Implementation in other languages
This tutorial uses curl, but here is the same thing in a few languages:
Python
import requests
import uuid
import json
from datetime import datetime, timezone
# Send event
event = {
"application_id": "{APP_ID}",
"event_type": "user.account.created",
"payload": json.dumps({"user_id": "usr_123"}),
"payload_content_type": "application/json",
"occurred_at": datetime.now(timezone.utc).isoformat(),
"labels": {"tenant_id": "customer_123"}
}
response = requests.post(
"https://app.hook0.com/api/v1/event",
headers={"Authorization": "Bearer {YOUR_TOKEN}"},
json=event
)
Go
import (
"bytes"
"encoding/json"
"net/http"
"time"
"github.com/google/uuid"
)
// Send event
event := map[string]interface{}{
"application_id": "{APP_ID}",
"event_type": "user.account.created",
"payload": `{"user_id": "usr_123"}`,
"payload_content_type": "application/json",
"occurred_at": time.Now().UTC().Format(time.RFC3339),
"labels": map[string]string{
"tenant_id": "customer_123",
},
}
jsonData, _ := json.Marshal(event)
req, _ := http.NewRequest("POST",
"https://app.hook0.com/api/v1/event",
bytes.NewBuffer(jsonData))
req.Header.Set("Authorization", "Bearer {YOUR_TOKEN}")
req.Header.Set("Content-Type", "application/json")
client := &http.Client{}
resp, _ := client.Do(req)
defer resp.Body.Close()
Ruby
require 'net/http'
require 'json'
require 'securerandom'
require 'time'
# Send event
event = {
application_id: "{APP_ID}",
event_id: SecureRandom.uuid,
event_type: "user.account.created",
payload: {user_id: "usr_123"}.to_json,
payload_content_type: "application/json",
occurred_at: Time.now.utc.iso8601,
labels: {tenant_id: "customer_123"}
}
uri = URI('https://app.hook0.com/api/v1/event')

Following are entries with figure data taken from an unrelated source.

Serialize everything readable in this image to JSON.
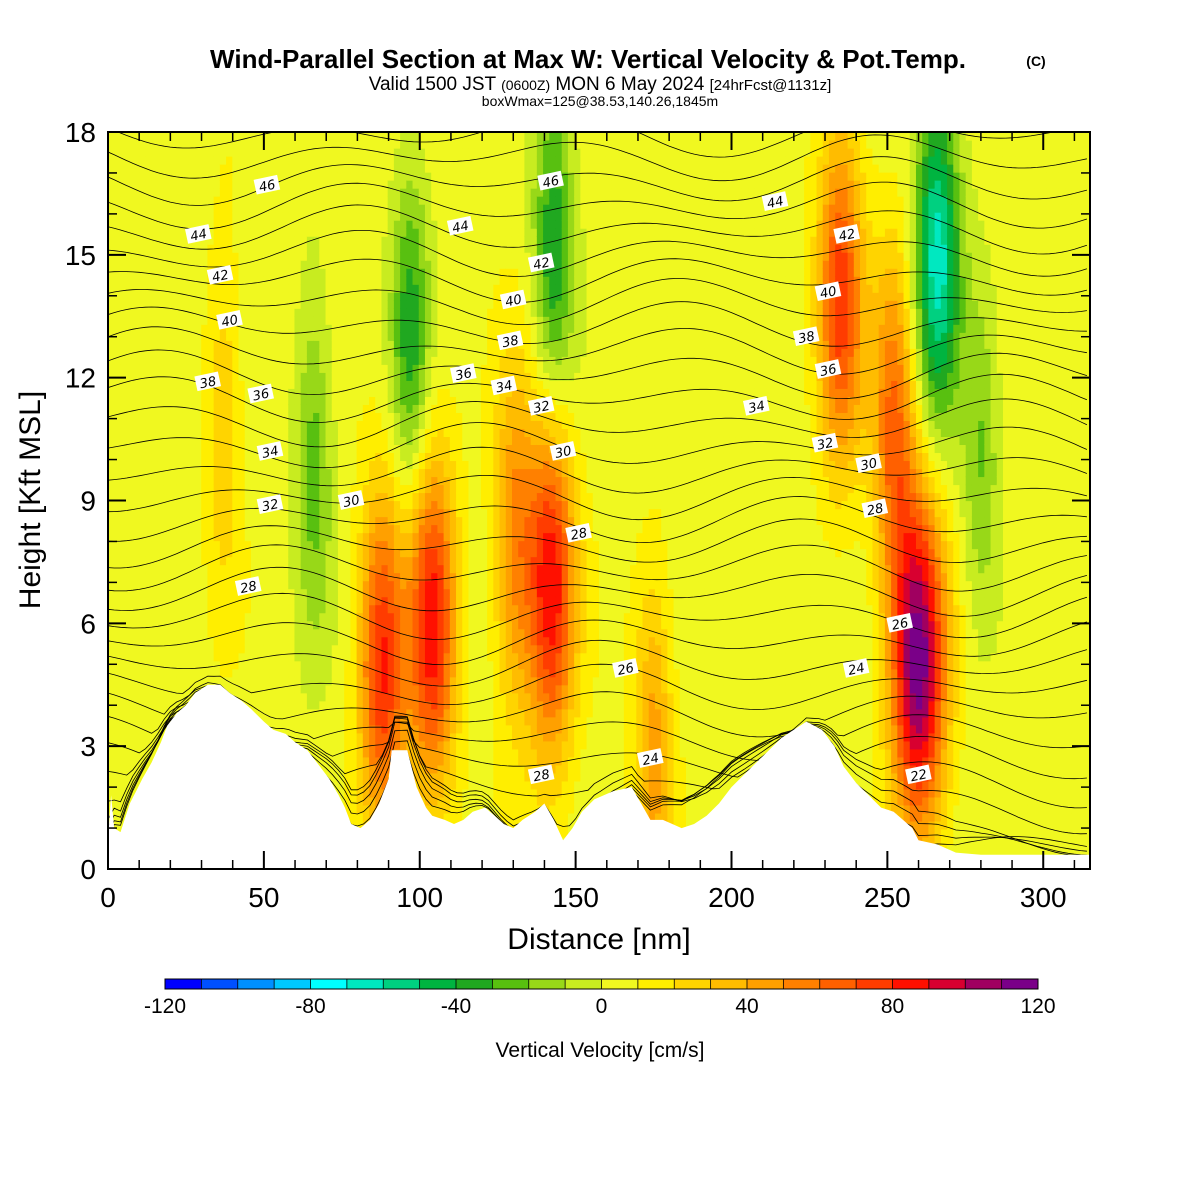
{
  "title": {
    "main": "Wind-Parallel Section at Max W: Vertical Velocity & Pot.Temp.",
    "copyright": "(C)",
    "valid_a": "Valid 1500 JST",
    "valid_utc": "(0600Z)",
    "valid_b": "MON 6 May 2024",
    "fcst": "[24hrFcst@1131z]",
    "boxmax": "boxWmax=125@38.53,140.26,1845m"
  },
  "chart_data": {
    "type": "heatmap",
    "xlabel": "Distance [nm]",
    "ylabel": "Height [Kft MSL]",
    "xlim": [
      0,
      315
    ],
    "ylim": [
      0,
      18
    ],
    "x_ticks": [
      "0",
      "50",
      "100",
      "150",
      "200",
      "250",
      "300"
    ],
    "y_ticks": [
      "0",
      "3",
      "6",
      "9",
      "12",
      "15",
      "18"
    ],
    "colorbar": {
      "label": "Vertical Velocity [cm/s]",
      "range": [
        -120,
        120
      ],
      "tick_labels": [
        "-120",
        "-80",
        "-40",
        "0",
        "40",
        "80",
        "120"
      ],
      "colors": [
        "#0000ff",
        "#0050ff",
        "#0090ff",
        "#00c8ff",
        "#00ffff",
        "#00e8c0",
        "#00d080",
        "#00b440",
        "#20a820",
        "#58c010",
        "#98d818",
        "#c8ec20",
        "#f0f820",
        "#ffee00",
        "#ffd400",
        "#ffbc00",
        "#ffa000",
        "#ff8000",
        "#ff6000",
        "#ff3c00",
        "#ff1000",
        "#d80030",
        "#a00060",
        "#7a0088"
      ]
    },
    "w_features": [
      {
        "x": 37,
        "z": 11,
        "w": 25
      },
      {
        "x": 66,
        "z": 10,
        "w": -30
      },
      {
        "x": 88,
        "z": 5,
        "w": 75
      },
      {
        "x": 97,
        "z": 13,
        "w": -40
      },
      {
        "x": 104,
        "z": 6,
        "w": 80
      },
      {
        "x": 130,
        "z": 8,
        "w": 45
      },
      {
        "x": 142,
        "z": 7,
        "w": 85
      },
      {
        "x": 143,
        "z": 15,
        "w": -45
      },
      {
        "x": 175,
        "z": 3,
        "w": 40
      },
      {
        "x": 235,
        "z": 14,
        "w": 70
      },
      {
        "x": 252,
        "z": 11,
        "w": 55
      },
      {
        "x": 260,
        "z": 5,
        "w": 110
      },
      {
        "x": 266,
        "z": 15,
        "w": -70
      },
      {
        "x": 280,
        "z": 10,
        "w": -25
      }
    ],
    "theta_contours": {
      "units": "°C",
      "labels": [
        {
          "text": "46",
          "x": 51,
          "z": 16.7
        },
        {
          "text": "46",
          "x": 142,
          "z": 16.8
        },
        {
          "text": "44",
          "x": 29,
          "z": 15.5
        },
        {
          "text": "44",
          "x": 113,
          "z": 15.7
        },
        {
          "text": "44",
          "x": 214,
          "z": 16.3
        },
        {
          "text": "42",
          "x": 36,
          "z": 14.5
        },
        {
          "text": "42",
          "x": 139,
          "z": 14.8
        },
        {
          "text": "42",
          "x": 237,
          "z": 15.5
        },
        {
          "text": "40",
          "x": 39,
          "z": 13.4
        },
        {
          "text": "40",
          "x": 130,
          "z": 13.9
        },
        {
          "text": "40",
          "x": 231,
          "z": 14.1
        },
        {
          "text": "38",
          "x": 32,
          "z": 11.9
        },
        {
          "text": "38",
          "x": 129,
          "z": 12.9
        },
        {
          "text": "38",
          "x": 224,
          "z": 13.0
        },
        {
          "text": "36",
          "x": 49,
          "z": 11.6
        },
        {
          "text": "36",
          "x": 114,
          "z": 12.1
        },
        {
          "text": "36",
          "x": 231,
          "z": 12.2
        },
        {
          "text": "34",
          "x": 52,
          "z": 10.2
        },
        {
          "text": "34",
          "x": 127,
          "z": 11.8
        },
        {
          "text": "34",
          "x": 208,
          "z": 11.3
        },
        {
          "text": "32",
          "x": 139,
          "z": 11.3
        },
        {
          "text": "32",
          "x": 52,
          "z": 8.9
        },
        {
          "text": "32",
          "x": 230,
          "z": 10.4
        },
        {
          "text": "30",
          "x": 78,
          "z": 9.0
        },
        {
          "text": "30",
          "x": 146,
          "z": 10.2
        },
        {
          "text": "30",
          "x": 244,
          "z": 9.9
        },
        {
          "text": "28",
          "x": 45,
          "z": 6.9
        },
        {
          "text": "28",
          "x": 151,
          "z": 8.2
        },
        {
          "text": "28",
          "x": 246,
          "z": 8.8
        },
        {
          "text": "28",
          "x": 139,
          "z": 2.3
        },
        {
          "text": "26",
          "x": 166,
          "z": 4.9
        },
        {
          "text": "26",
          "x": 254,
          "z": 6.0
        },
        {
          "text": "24",
          "x": 174,
          "z": 2.7
        },
        {
          "text": "24",
          "x": 240,
          "z": 4.9
        },
        {
          "text": "22",
          "x": 260,
          "z": 2.3
        }
      ]
    },
    "terrain_kft": [
      [
        0,
        0.7
      ],
      [
        1,
        1.8
      ],
      [
        2,
        1.0
      ],
      [
        4,
        0.9
      ],
      [
        7,
        1.6
      ],
      [
        9,
        1.9
      ],
      [
        11,
        2.2
      ],
      [
        14,
        2.6
      ],
      [
        17,
        3.1
      ],
      [
        19,
        3.5
      ],
      [
        22,
        3.8
      ],
      [
        25,
        4.0
      ],
      [
        28,
        4.3
      ],
      [
        32,
        4.5
      ],
      [
        36,
        4.5
      ],
      [
        39,
        4.3
      ],
      [
        43,
        4.1
      ],
      [
        46,
        3.9
      ],
      [
        50,
        3.6
      ],
      [
        53,
        3.4
      ],
      [
        57,
        3.3
      ],
      [
        60,
        3.1
      ],
      [
        64,
        2.9
      ],
      [
        68,
        2.5
      ],
      [
        71,
        2.2
      ],
      [
        74,
        1.8
      ],
      [
        76,
        1.5
      ],
      [
        78,
        1.1
      ],
      [
        81,
        1.0
      ],
      [
        84,
        1.2
      ],
      [
        87,
        1.6
      ],
      [
        90,
        2.2
      ],
      [
        91,
        2.9
      ],
      [
        96,
        2.9
      ],
      [
        99,
        2.0
      ],
      [
        102,
        1.5
      ],
      [
        104,
        1.3
      ],
      [
        108,
        1.2
      ],
      [
        111,
        1.1
      ],
      [
        114,
        1.2
      ],
      [
        117,
        1.4
      ],
      [
        121,
        1.5
      ],
      [
        124,
        1.3
      ],
      [
        127,
        1.1
      ],
      [
        130,
        1.0
      ],
      [
        133,
        1.2
      ],
      [
        137,
        1.4
      ],
      [
        140,
        1.6
      ],
      [
        143,
        1.2
      ],
      [
        146,
        0.7
      ],
      [
        149,
        1.0
      ],
      [
        152,
        1.4
      ],
      [
        156,
        1.7
      ],
      [
        162,
        1.9
      ],
      [
        168,
        2.0
      ],
      [
        171,
        1.6
      ],
      [
        174,
        1.2
      ],
      [
        178,
        1.2
      ],
      [
        181,
        1.1
      ],
      [
        184,
        1.0
      ],
      [
        188,
        1.1
      ],
      [
        192,
        1.3
      ],
      [
        196,
        1.6
      ],
      [
        200,
        2.0
      ],
      [
        204,
        2.3
      ],
      [
        208,
        2.6
      ],
      [
        212,
        2.9
      ],
      [
        216,
        3.2
      ],
      [
        220,
        3.4
      ],
      [
        224,
        3.6
      ],
      [
        229,
        3.4
      ],
      [
        233,
        3.0
      ],
      [
        236,
        2.5
      ],
      [
        240,
        2.1
      ],
      [
        244,
        1.8
      ],
      [
        248,
        1.5
      ],
      [
        252,
        1.4
      ],
      [
        255,
        1.2
      ],
      [
        258,
        1.0
      ],
      [
        260,
        0.7
      ],
      [
        266,
        0.6
      ],
      [
        272,
        0.4
      ],
      [
        280,
        0.35
      ],
      [
        290,
        0.35
      ],
      [
        300,
        0.35
      ],
      [
        315,
        0.35
      ]
    ]
  }
}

http = Net::HTTP.new(uri.host, uri.port)
request = Net::HTTP::Post.new(uri)
request['Authorization'] = 'Bearer {YOUR_TOKEN}'
request['Content-Type'] = 'application/json'
request.body = event.to_json
response = http.request(request)
Best practices
1. Event design
- Use semantic naming:
service.resource.verb - Include enough context for consumers to act without extra API calls
- Keep the structure consistent across all events
- Plan for schema evolution from the start
2. Label strategy
tenant_id: always include for multi-tenancyenvironment: separate prod/staging/devregion: geographic filtering when needed
3. Error handling
- Use unique
event_idvalues to prevent duplicates - Implement retry logic with backoff on your side
- Fail fast when Hook0 is unreachable (circuit breaker)
- Buffer events locally during outages
4. Security
- Never log tokens
- Customers should verify webhook signatures
- Do not send PII in plaintext
- Rate-limit your event sending
Troubleshooting
Event not delivered
# Check if event was received
curl -X GET "$HOOK0_API/events?application_id=$APP_ID" \
-H "Authorization: Bearer $HOOK0_TOKEN"
# Check subscription filters
curl -X GET "$HOOK0_API/subscriptions?application_id=$APP_ID" \
-H "Authorization: Bearer $HOOK0_TOKEN"
# Verify labels match your events
401 Unauthorized
# Verify token is included
curl -H "Authorization: Bearer $HOOK0_TOKEN" # ✅ Correct
curl -H "Authorization: $HOOK0_TOKEN" # ❌ Wrong - missing Bearer
Event type not found
# List existing event types
curl -X GET "$HOOK0_API/event_types?application_id=$APP_ID" \
-H "Authorization: Bearer $HOOK0_TOKEN"
# Create missing event type before sending events
Summary
You now know how to:
- Create event types using the three-part structure
- Send events with labels for multi-tenancy
- Create subscriptions with label-based filtering
- Monitor deliveries and handle failures
- Process events in bulk
The label system is what makes multi-tenant delivery work without extra complexity. Define types, send events, create subscriptions, check results.